The first thing we need to do is to understand it from the point of view of our faith in the Lord. Before he chose his first disciples, Jesus went up the mountain all night to pray. He had at the time many followers. He talked to his Father in prayer about whom he would choose to be his Twelve Apostles, the Twelve he would himself form intimately, the Twelve whom he would send out to preach the Good News in his name.

He gave them power to cast out demons. He gave them power to cure the sick. They watched him work countless miracles.
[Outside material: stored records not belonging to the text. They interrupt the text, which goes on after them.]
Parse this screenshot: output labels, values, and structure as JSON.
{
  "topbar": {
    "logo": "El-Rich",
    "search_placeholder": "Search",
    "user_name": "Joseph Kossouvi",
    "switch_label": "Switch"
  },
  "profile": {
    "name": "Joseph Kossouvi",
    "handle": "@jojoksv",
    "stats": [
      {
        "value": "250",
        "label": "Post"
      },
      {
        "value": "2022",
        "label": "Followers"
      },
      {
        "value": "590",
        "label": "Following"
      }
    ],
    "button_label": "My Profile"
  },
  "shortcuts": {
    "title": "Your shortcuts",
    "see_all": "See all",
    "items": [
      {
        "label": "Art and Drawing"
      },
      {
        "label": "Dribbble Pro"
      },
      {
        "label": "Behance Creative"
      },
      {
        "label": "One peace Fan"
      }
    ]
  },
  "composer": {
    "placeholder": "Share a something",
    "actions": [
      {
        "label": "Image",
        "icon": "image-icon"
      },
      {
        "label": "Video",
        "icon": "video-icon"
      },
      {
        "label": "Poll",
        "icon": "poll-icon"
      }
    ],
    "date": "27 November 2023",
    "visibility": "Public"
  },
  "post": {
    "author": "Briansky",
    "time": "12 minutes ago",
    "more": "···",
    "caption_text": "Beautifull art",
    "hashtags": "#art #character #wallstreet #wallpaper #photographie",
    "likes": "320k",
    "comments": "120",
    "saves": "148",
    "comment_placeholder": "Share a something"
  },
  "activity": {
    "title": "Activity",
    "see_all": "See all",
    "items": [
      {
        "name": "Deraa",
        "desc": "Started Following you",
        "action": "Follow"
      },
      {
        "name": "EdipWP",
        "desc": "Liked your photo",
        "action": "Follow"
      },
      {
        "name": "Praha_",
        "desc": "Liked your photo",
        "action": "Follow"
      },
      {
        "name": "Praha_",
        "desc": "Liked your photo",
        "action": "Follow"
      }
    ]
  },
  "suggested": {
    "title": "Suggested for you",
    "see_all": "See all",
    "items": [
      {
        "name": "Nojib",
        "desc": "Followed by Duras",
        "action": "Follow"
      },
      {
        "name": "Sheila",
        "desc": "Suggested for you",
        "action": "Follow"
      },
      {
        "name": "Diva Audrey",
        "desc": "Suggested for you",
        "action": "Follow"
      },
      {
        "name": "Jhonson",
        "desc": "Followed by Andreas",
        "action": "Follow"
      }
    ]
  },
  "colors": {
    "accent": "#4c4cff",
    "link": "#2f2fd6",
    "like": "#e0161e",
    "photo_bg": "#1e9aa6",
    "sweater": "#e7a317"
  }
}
They themselves in his name worked countless others.

Yet, despite all of that, one of them was a traitor. One who had followed the Lord, who had had his feet washed by the Lord, who had seen him walk on water, raise people from the dead, forgive sinners, betrayed the Lord. The Gospel tells us that he allowed Satan to enter into him and then he sold the Lord for 30 pieces of silver, handing him over by faking a gesture of love. “Judas,” Jesus said to him in the garden of Gethsemane, “Would you betray the Son of Man with a kiss?” Jesus didn’t choose Judas to betray him. He chose him to be like all the others. But Judas was always free, and he used his freedom to allow Satan to enter into him, and he ended up betraying God and getting him crucified and executed.

So right from the first Twelve that Jesus himself chose, one was a terrible traitor. Sometimes God’s chosen ones betray him. That’s a fact that we have to confront. It’s a fact that the early Church confronted. If the scandal caused by Judas were all that the members of the early Church focused on, the Church would have been finished before it even started to grow. Instead, the Church recognized that you don’t judge something by those who don’t live it, but by those who do. Instead of focusing on the one who betrayed, they focused on the other Eleven, on account of whose work, preaching, miracles, love for Christ, we are here today. …

The media almost never focus on the good “Eleven,” the ones whom Jesus has chosen who remain faithful, who live lives of quiet holiness. But we, the Church, must keep the terrible scandal that we’ve witnessed in its true and full perspective.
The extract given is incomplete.